Series: Cardiovascular outcome trials for diabetes drugs.
Cardiovascular outcome trials with GLP-1 receptor agonists from exenatide and EXSCEL
DOI:
https://doi.org/10.15277/bjd.2022.387Keywords:
diabetes, cardiovascular outcome trial, exenatide, albiglutide, dulaglutide, oral semaglutide, efpeglenatide, ITCA 650Abstract
LEADER was a landmark cardiovascular outcome trial with the GLP-1 receptor agonist liraglutide, which demonstrated significant reductions in major adverse cardiovascular events (MACE, a composite of cardiovascular death, non-fatal myocardial infarction and non-fatal stroke), driven by a reduction in cardiovascular deaths and accompanied by a significant reduction in all-cause mortality. Shortly afterwards, the SUSTAIN-6 trial with once-weekly semaglutide demonstrated non-inferiority for MACE, with a nominal reduction in MACE that was driven by a reduction in the risk of non-fatal strokes. Since then, a further six cardiovascular trials have been published with GLP-1 receptor agonists, with major differences in study design and outcomes.
Four trials have been performed with once-weekly formulations. The EXSCEL trial with once-weekly exenatide showed non-inferiority for MACE, but not superiority, with a reduction in all-cause mortality which was an exploratory outcome. The Harmony Outcomes trial with albiglutide demonstrated significant reductions in MACE, driven by reductions in fatal or non-fatal myocardial infarction. REWIND, with dulaglutide, also demonstrated significant reductions in MACE, this time driven by reductions in strokes. The AMPLITUDE-O trial with efpeglenatide showed significant reductions in MACE, but none of the individual components of MACE was significantly reduced as a secondary endpoint, and in contrast to other trials there was also a significant reduction in heart failure events. The fifth trial was the PIONEER 6 trial with the oral formulation of semaglutide, and this showed non-inferiority for MACE, but not superiority, with reductions in cardiovascular deaths and all-cause mortality which were secondary outcomes. Finally, FREEDOM-CVO with a subcutaneous mini-pump of exenatide showed non-inferiority for MACE and MACE plus hospitalisation for unstable angina. A reduction in albuminuria was seen in several of these trials, but there was no definite effect on eGFR or end-stage renal disease.

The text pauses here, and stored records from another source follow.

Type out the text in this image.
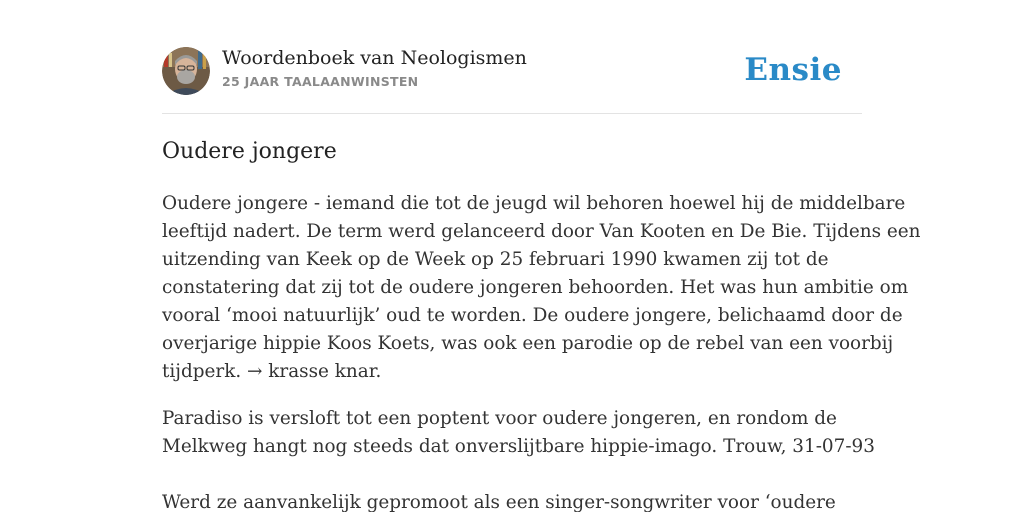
Woordenboek van Neologismen
25 JAAR TAALAANWINSTEN	Ensie
Oudere jongere

Oudere jongere - iemand die tot de jeugd wil behoren hoewel hij de middelbare
leeftijd nadert. De term werd gelanceerd door Van Kooten en De Bie. Tijdens een
uitzending van Keek op de Week op 25 februari 1990 kwamen zij tot de
constatering dat zij tot de oudere jongeren behoorden. Het was hun ambitie om
vooral ‘mooi natuurlijk’ oud te worden. De oudere jongere, belichaamd door de
overjarige hippie Koos Koets, was ook een parodie op de rebel van een voorbij
tijdperk. → krasse knar.

Paradiso is versloft tot een poptent voor oudere jongeren, en rondom de
Melkweg hangt nog steeds dat onverslijtbare hippie-imago. Trouw, 31-07-93
Werd ze aanvankelijk gepromoot als een singer-songwriter voor ‘oudere
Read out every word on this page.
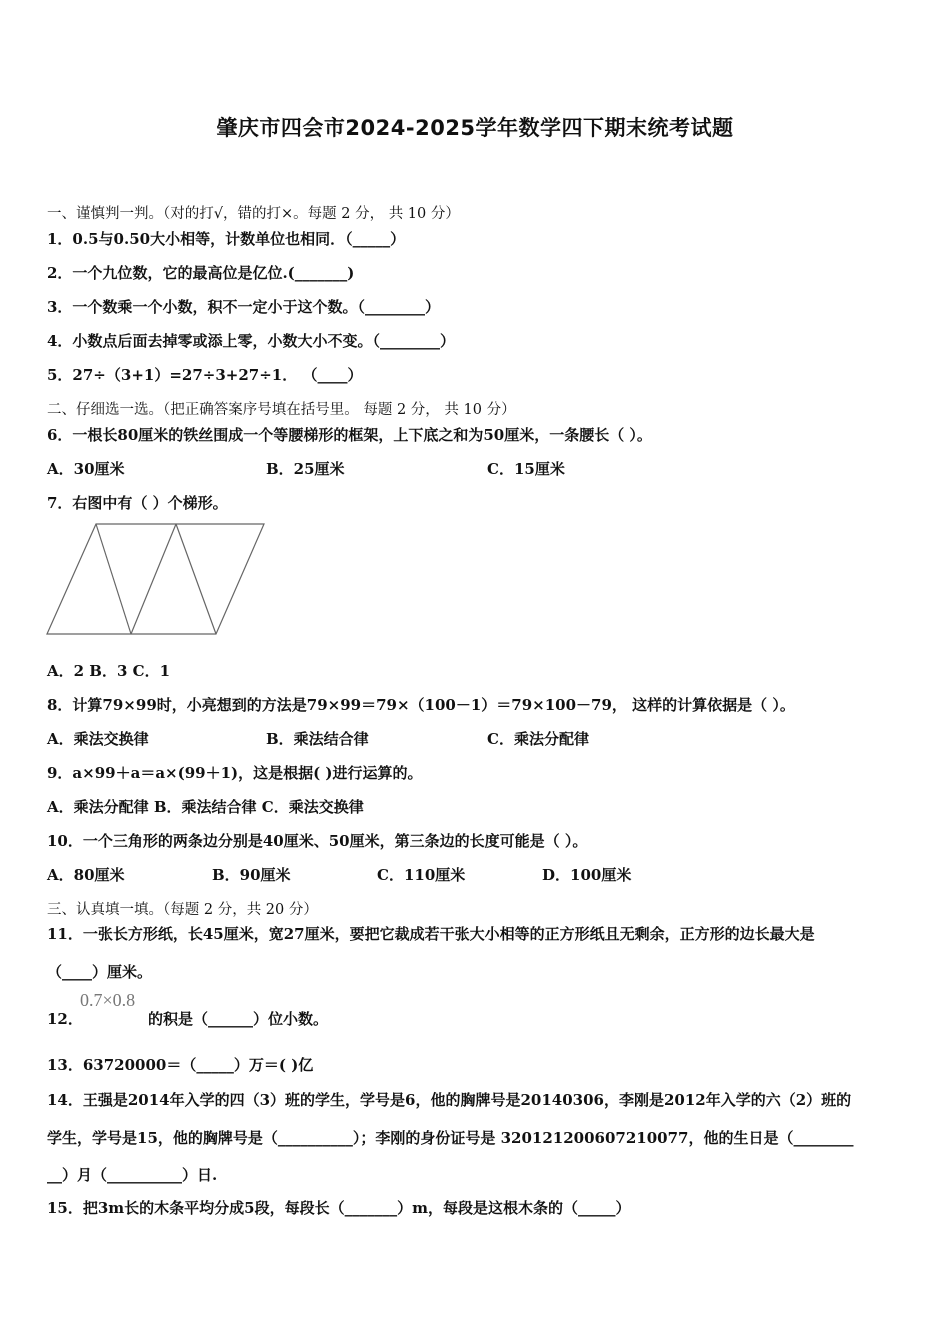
肇庆市四会市2024-2025学年数学四下期末统考试题
一、谨慎判一判。（对的打√，错的打×。每题 2 分， 共 10 分）
1．0.5与0.50大小相等，计数单位也相同．（_____）
2．一个九位数，它的最高位是亿位.(_______)
3．一个数乘一个小数，积不一定小于这个数。（________）
4．小数点后面去掉零或添上零，小数大小不变。（________）
5．27÷（3+1）=27÷3+27÷1． （____）
二、仔细选一选。（把正确答案序号填在括号里。 每题 2 分， 共 10 分）
6．一根长80厘米的铁丝围成一个等腰梯形的框架，上下底之和为50厘米，一条腰长（ ）。
A．30厘米	B．25厘米	C．15厘米
7．右图中有（ ）个梯形。
A．2 B．3 C．1
8．计算79×99时，小亮想到的方法是79×99＝79×（100－1）＝79×100－79， 这样的计算依据是（ ）。
A．乘法交换律	B．乘法结合律	C．乘法分配律
9．a×99＋a＝a×(99＋1)，这是根据( )进行运算的。
A．乘法分配律 B．乘法结合律 C．乘法交换律
10．一个三角形的两条边分别是40厘米、50厘米，第三条边的长度可能是（ ）。
A．80厘米	B．90厘米	C．110厘米	D．100厘米
三、认真填一填。（每题 2 分，共 20 分）
11．一张长方形纸，长45厘米，宽27厘米，要把它裁成若干张大小相等的正方形纸且无剩余，正方形的边长最大是
（____）厘米。
12．
0.7×0.8
的积是（______）位小数。
13．63720000＝（_____）万＝( )亿
14．王强是2014年入学的四（3）班的学生，学号是6，他的胸牌号是20140306，李刚是2012年入学的六（2）班的
学生，学号是15，他的胸牌号是（__________）；李刚的身份证号是 320121200607210077，他的生日是（________
__）月（__________）日.
15．把3m长的木条平均分成5段，每段长（_______）m，每段是这根木条的（_____）
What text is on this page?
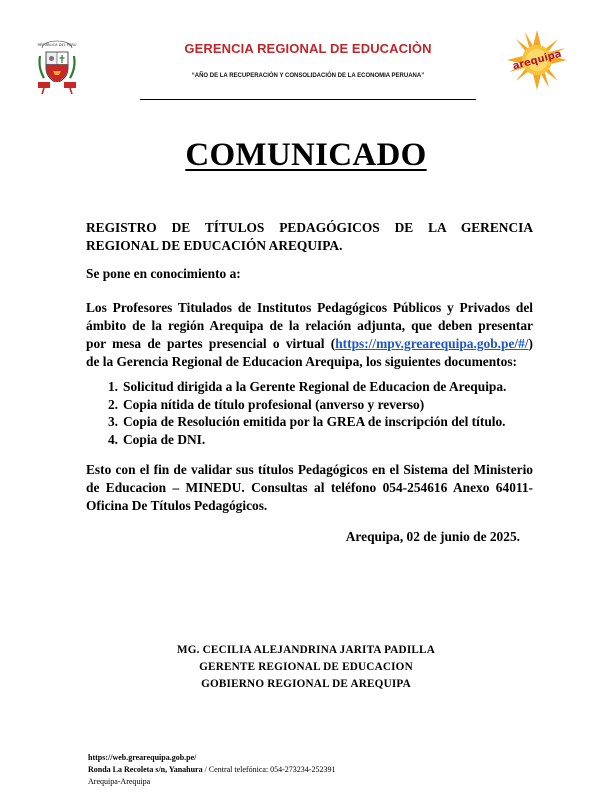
REPÚBLICA DEL PERÚ
arequipa
GERENCIA REGIONAL DE EDUCACIÒN
“AÑO DE LA RECUPERACIÓN Y CONSOLIDACIÓN DE LA ECONOMIA PERUANA”
COMUNICADO
REGISTRO DE TÍTULOS PEDAGÓGICOS DE LA GERENCIA
REGIONAL DE EDUCACIÓN AREQUIPA.
Se pone en conocimiento a:
Los Profesores Titulados de Institutos Pedagógicos Públicos y Privados del
ámbito de la región Arequipa de la relación adjunta, que deben presentar
por mesa de partes presencial o virtual (https://mpv.grearequipa.gob.pe/#/)
de la Gerencia Regional de Educacion Arequipa, los siguientes documentos:
1. Solicitud dirigida a la Gerente Regional de Educacion de Arequipa.
2. Copia nítida de título profesional (anverso y reverso)
3. Copia de Resolución emitida por la GREA de inscripción del título.
4. Copia de DNI.
Esto con el fin de validar sus títulos Pedagógicos en el Sistema del Ministerio
de Educacion – MINEDU. Consultas al teléfono 054-254616 Anexo 64011-
Oficina De Títulos Pedagógicos.
Arequipa, 02 de junio de 2025.
MG. CECILIA ALEJANDRINA JARITA PADILLA
GERENTE REGIONAL DE EDUCACION
GOBIERNO REGIONAL DE AREQUIPA
https://web.grearequipa.gob.pe/
Ronda La Recoleta s/n, Yanahura / Central telefónica: 054-273234-252391
Arequipa-Arequipa
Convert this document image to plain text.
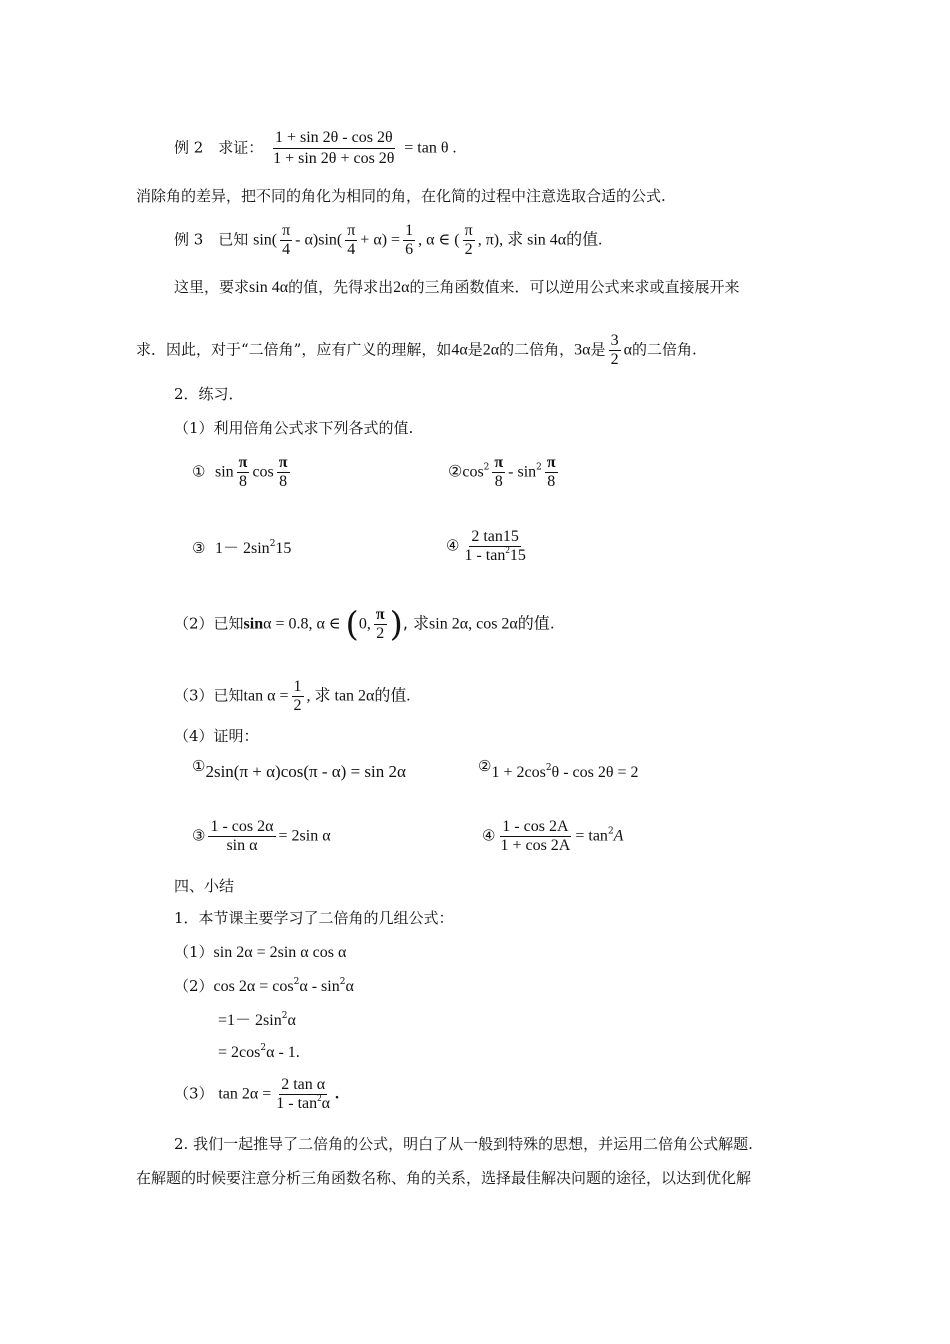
例 2　求证： $\frac{1 + \sin 2\theta - \cos 2\theta}{1 + \sin 2\theta + \cos 2\theta} = \tan \theta$ .
消除角的差异，把不同的角化为相同的角，在化简的过程中注意选取合适的公式.
例 3　已知 $\sin( \frac{\pi}{4} - \alpha)\sin( \frac{\pi}{4} + \alpha) = \frac{1}{6}$ , α ∈ ( $\frac{\pi}{2}$ , π), 求 sin 4α的值.
这里，要求sin 4α的值，先得求出2α的三角函数值来．可以逆用公式来求或直接展开来
求．因此，对于“二倍角”，应有广义的理解，如4α是2α的二倍角，3α是 $\frac{3}{2}$ α的二倍角.
2．练习．
（1）利用倍角公式求下列各式的值.
① $\sin \frac{\pi}{8}$ $\cos \frac{\pi}{8}$	$②\cos^2 \frac{\pi}{8} - \sin^2 \frac{\pi}{8}$
③ $1- 2\sin^215$	④ $\frac{2 \tan 15}{1 - \tan^215}$
（2）已知sinα = 0.8, α ∈ (0, $\frac{\pi}{2}$ ), 求sin 2α, cos 2α的值.
（3）已知$\tan \alpha = \frac{1}{2}$ , 求 tan 2α的值.
（4）证明：
①2sin(π + α)cos(π - α) = sin 2α	②1 + $2\cos^2\theta - \cos 2\theta = 2$
③ $\frac{1 - \cos 2\alpha}{\text{sin α}} = 2\sin$ α	④ $\frac{1 - \cos 2A}{1 + \cos 2A} = \tan^2A$
四、小结
1．本节课主要学习了二倍角的几组公式：
（1）sin 2α = 2sin α cos α
（2）cos $2\alpha = \cos^2\alpha - \sin^2\alpha$
$=1- 2\sin^2\alpha$
= $2\cos^2\alpha - 1$.
（3） $\tan 2\alpha = \frac{\text{2 tan α}}{1 - \tan^2\alpha}$ .
2. 我们一起推导了二倍角的公式，明白了从一般到特殊的思想，并运用二倍角公式解题.
在解题的时候要注意分析三角函数名称、角的关系，选择最佳解决问题的途径，以达到优化解
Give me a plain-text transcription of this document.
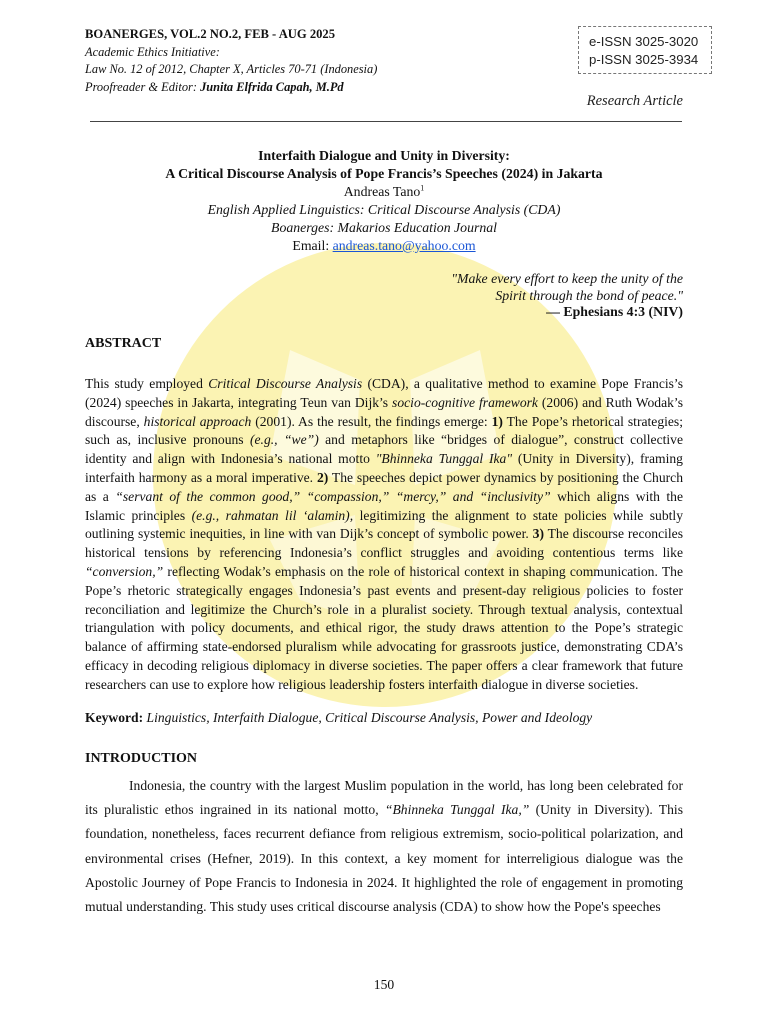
BOANERGES, VOL.2 NO.2, FEB - AUG 2025
Academic Ethics Initiative:
Law No. 12 of 2012, Chapter X, Articles 70-71 (Indonesia)
Proofreader & Editor: Junita Elfrida Capah, M.Pd
e-ISSN 3025-3020
p-ISSN 3025-3934
Research Article
Interfaith Dialogue and Unity in Diversity:
A Critical Discourse Analysis of Pope Francis’s Speeches (2024) in Jakarta
Andreas Tano$^1$
English Applied Linguistics: Critical Discourse Analysis (CDA)
Boanerges: Makarios Education Journal
Email: andreas.tano@yahoo.com
"Make every effort to keep the unity of the
Spirit through the bond of peace."
— Ephesians 4:3 (NIV)
ABSTRACT
This study employed Critical Discourse Analysis (CDA), a qualitative method to examine Pope Francis’s (2024) speeches in Jakarta, integrating Teun van Dijk’s socio-cognitive framework (2006) and Ruth Wodak’s discourse, historical approach (2001). As the result, the findings emerge: 1) The Pope’s rhetorical strategies; such as, inclusive pronouns (e.g., “we”) and metaphors like “bridges of dialogue”, construct collective identity and align with Indonesia’s national motto "Bhinneka Tunggal Ika" (Unity in Diversity), framing interfaith harmony as a moral imperative. 2) The speeches depict power dynamics by positioning the Church as a “servant of the common good,” “compassion,” “mercy,” and “inclusivity” which aligns with the Islamic principles (e.g., rahmatan lil ‘alamin), legitimizing the alignment to state policies while subtly outlining systemic inequities, in line with van Dijk’s concept of symbolic power. 3) The discourse reconciles historical tensions by referencing Indonesia’s conflict struggles and avoiding contentious terms like “conversion,” reflecting Wodak’s emphasis on the role of historical context in shaping communication. The Pope’s rhetoric strategically engages Indonesia’s past events and present-day religious policies to foster reconciliation and legitimize the Church’s role in a pluralist society. Through textual analysis, contextual triangulation with policy documents, and ethical rigor, the study draws attention to the Pope’s strategic balance of affirming state-endorsed pluralism while advocating for grassroots justice, demonstrating CDA’s efficacy in decoding religious diplomacy in diverse societies. The paper offers a clear framework that future researchers can use to explore how religious leadership fosters interfaith dialogue in diverse societies.
Keyword: Linguistics, Interfaith Dialogue, Critical Discourse Analysis, Power and Ideology
INTRODUCTION
Indonesia, the country with the largest Muslim population in the world, has long been celebrated for its pluralistic ethos ingrained in its national motto, “Bhinneka Tunggal Ika,” (Unity in Diversity). This foundation, nonetheless, faces recurrent defiance from religious extremism, socio-political polarization, and environmental crises (Hefner, 2019). In this context, a key moment for interreligious dialogue was the Apostolic Journey of Pope Francis to Indonesia in 2024. It highlighted the role of engagement in promoting mutual understanding. This study uses critical discourse analysis (CDA) to show how the Pope's speeches
150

Meta-analysis of the cardiovascular outcome trials with GLP-1 receptor agonists has demonstrated significant reductions in MACE, cardiovascular death, fatal or non-fatal stroke, fatal or non-fatal myocardial infarction, and all-cause mortality. It remains unclear why updated guidance from NICE on the management of T2DM in adults fails to acknowledge these evidence-based cardiovascular benefits.